A guerra brutal começou por opor dincas a nueres, mas alastrou-se a todo o país abatendo-se sobretudo sobre civis indefesos.

Em cinco anos, mais de 400 mil pessoas foram mortas, 2,2 milhões procuraram refúgio nos países vizinhos e 1,6 milhões foram deslocados.

O relatório da União Africana sobre o conflito é um rol de horrores chocantes.



ACORDO DE PAZ

Os dois arcerrivais assinaram um acordo de paz em 2018 e formaram um governo de unidade nacional em fevereiro de 2020.

Os elementos da oposição que ficaram de fora da partilha de poder continuam em negociações através da Comunidade romana de Santo Egídio.

A Assembleia Constituinte — que vai escrever a constituição que substitui a carta transicional em vigor desde o dia de independência e que centra o poder na presidência — já foi constituída.

O país deve ir a votos em 2023. Será bom que Kiir e Machar aceitem retirar-se da contenda para abrir caminho a candidatos novos…

O Tribunal Híbrido União Africana-Sudão do Sul para julgar os crimes de guerra e contra a humanidade cometidos no conflito também já está aprovado.

Falta a peça mais importante: a formação de umas forças armadas independentes das milícias que apoiam os respetivos líderes e que formam o atual exército.



CRISE HUMANITÁRIA

O país mais jovem da África celebra uma década de independência numa crise humanitária sem precedentes: sete em cada dez dos habitantes vivem em insegurança alimentar aguda. A guerra civil, os conflitos locais e as grandes inundações afetaram a produção agrícola.

O país encontra-se na cauda do índice de desenvolvimento humano.

A infância, o futuro do país, está hipotecada: 70 por cento das crianças em idade escolar está fora da escola; 4,5 milhões das 6,8 milhões de crianças têm necessidade urgente de ajuda humanitária para sobreviver; 1,4 milhões sofre de malnutrição agravada.

A economia do Sudão do Sul depende sobretudo da produção de petróleo que caiu dos mais de 350 mil barris diários de há uma década para os 150 mil de agora. O petróleo é explorado sobretudo pela China, Índia e Malásia. Uma grande parte da produção está hipotecada à China para pagar empréstimos que acabaram nas contas da elite que se assenhoreou dos parcos recursos do país.

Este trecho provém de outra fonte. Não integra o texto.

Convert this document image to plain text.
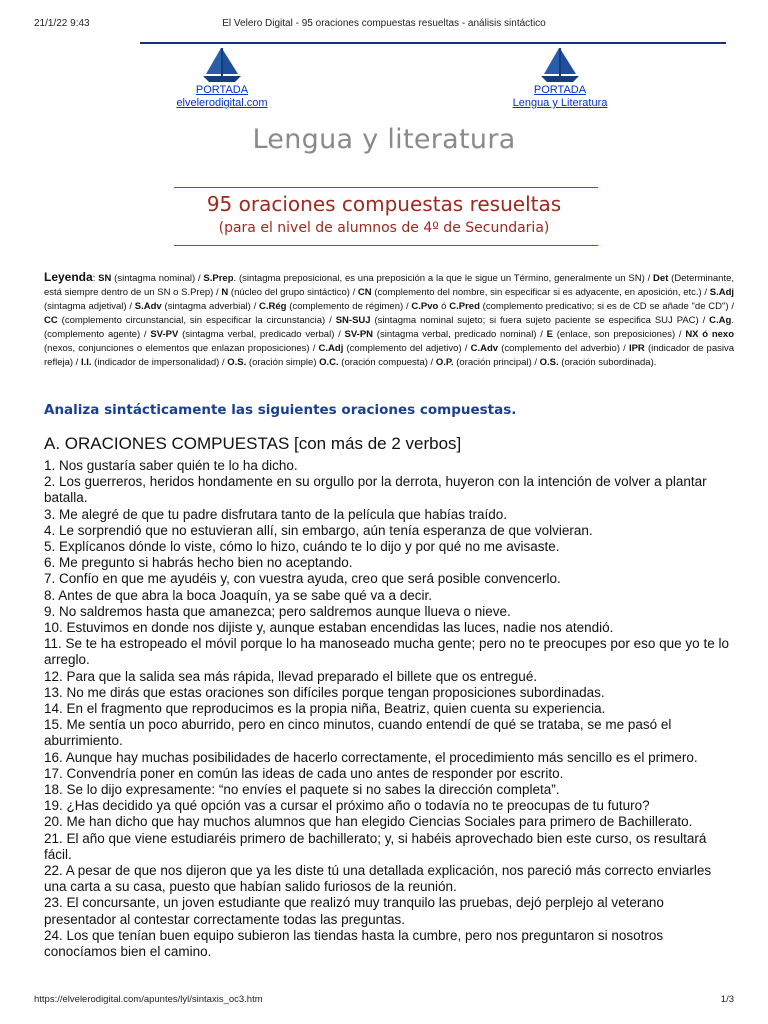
21/1/22 9:43	El Velero Digital - 95 oraciones compuestas resueltas - análisis sintáctico
PORTADA
elvelerodigital.com
PORTADA
Lengua y Literatura
Lengua y literatura
95 oraciones compuestas resueltas
(para el nivel de alumnos de 4º de Secundaria)
Leyenda: SN (sintagma nominal) / S.Prep. (sintagma preposicional, es una preposición a la que le sigue un Término, generalmente un SN) / Det (Determinante, está siempre dentro de un SN o S.Prep) / N (núcleo del grupo sintáctico) / CN (complemento del nombre, sin especificar si es adyacente, en aposición, etc.) / S.Adj (sintagma adjetival) / S.Adv (sintagma adverbial) / C.Rég (complemento de régimen) / C.Pvo ó C.Pred (complemento predicativo; si es de CD se añade "de CD") / CC (complemento circunstancial, sin especificar la circunstancia) / SN-SUJ (sintagma nominal sujeto; si fuera sujeto paciente se especifica SUJ PAC) / C.Ag. (complemento agente) / SV-PV (sintagma verbal, predicado verbal) / SV-PN (sintagma verbal, predicado nominal) / E (enlace, son preposiciones) / NX ó nexo (nexos, conjunciones o elementos que enlazan proposiciones) / C.Adj (complemento del adjetivo) / C.Adv (complemento del adverbio) / IPR (indicador de pasiva refleja) / I.I. (indicador de impersonalidad) / O.S. (oración simple) O.C. (oración compuesta) / O.P. (oración principal) / O.S. (oración subordinada).
Analiza sintácticamente las siguientes oraciones compuestas.
A. ORACIONES COMPUESTAS [con más de 2 verbos]
1. Nos gustaría saber quién te lo ha dicho.
2. Los guerreros, heridos hondamente en su orgullo por la derrota, huyeron con la intención de volver a plantar batalla.
3. Me alegré de que tu padre disfrutara tanto de la película que habías traído.
4. Le sorprendió que no estuvieran allí, sin embargo, aún tenía esperanza de que volvieran.
5. Explícanos dónde lo viste, cómo lo hizo, cuándo te lo dijo y por qué no me avisaste.
6. Me pregunto si habrás hecho bien no aceptando.
7. Confío en que me ayudéis y, con vuestra ayuda, creo que será posible convencerlo.
8. Antes de que abra la boca Joaquín, ya se sabe qué va a decir.
9. No saldremos hasta que amanezca; pero saldremos aunque llueva o nieve.
10. Estuvimos en donde nos dijiste y, aunque estaban encendidas las luces, nadie nos atendió.
11. Se te ha estropeado el móvil porque lo ha manoseado mucha gente; pero no te preocupes por eso que yo te lo arreglo.
12. Para que la salida sea más rápida, llevad preparado el billete que os entregué.
13. No me dirás que estas oraciones son difíciles porque tengan proposiciones subordinadas.
14. En el fragmento que reproducimos es la propia niña, Beatriz, quien cuenta su experiencia.
15. Me sentía un poco aburrido, pero en cinco minutos, cuando entendí de qué se trataba, se me pasó el aburrimiento.
16. Aunque hay muchas posibilidades de hacerlo correctamente, el procedimiento más sencillo es el primero.
17. Convendría poner en común las ideas de cada uno antes de responder por escrito.
18. Se lo dijo expresamente: “no envíes el paquete si no sabes la dirección completa”.
19. ¿Has decidido ya qué opción vas a cursar el próximo año o todavía no te preocupas de tu futuro?
20. Me han dicho que hay muchos alumnos que han elegido Ciencias Sociales para primero de Bachillerato.
21. El año que viene estudiaréis primero de bachillerato; y, si habéis aprovechado bien este curso, os resultará fácil.
22. A pesar de que nos dijeron que ya les diste tú una detallada explicación, nos pareció más correcto enviarles una carta a su casa, puesto que habían salido furiosos de la reunión.
23. El concursante, un joven estudiante que realizó muy tranquilo las pruebas, dejó perplejo al veterano presentador al contestar correctamente todas las preguntas.
24. Los que tenían buen equipo subieron las tiendas hasta la cumbre, pero nos preguntaron si nosotros conocíamos bien el camino.
https://elvelerodigital.com/apuntes/lyl/sintaxis_oc3.htm	1/3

O Sudão do Sul partilha com a Somália a glória dúbia de país mais corrupto do planeta.



FUTURO

O Presidente Kiir — que está em poder desde 2005 — anunciou que as celebrações da primeira década de independência vão ser muito contidas, porque os recursos são poucos para ajudar os cidadãos em necessidade.

Mas o P. Louis Okot, provincial dos Combonianos no Sudão do Sul, mantém viva a esperança.

«A independência do Sudão do Sul tem sido um presente e uma bênção para todos os sul-sudaneses e continua a sê-lo», assinala.

E continua: «É lamentável que tenha tomado uma via diferente que tornou o futuro incerto à medida que a instabilidade política e económica persistem. No entanto, no meio de toda esta estagnação, com os olhos da fé vejo grandes possibilidades de progresso e desenvolvimento. Só precisamos de um esforço colectivo e individual para deitar fora a nossa falta de vontade e desconfiança mútua».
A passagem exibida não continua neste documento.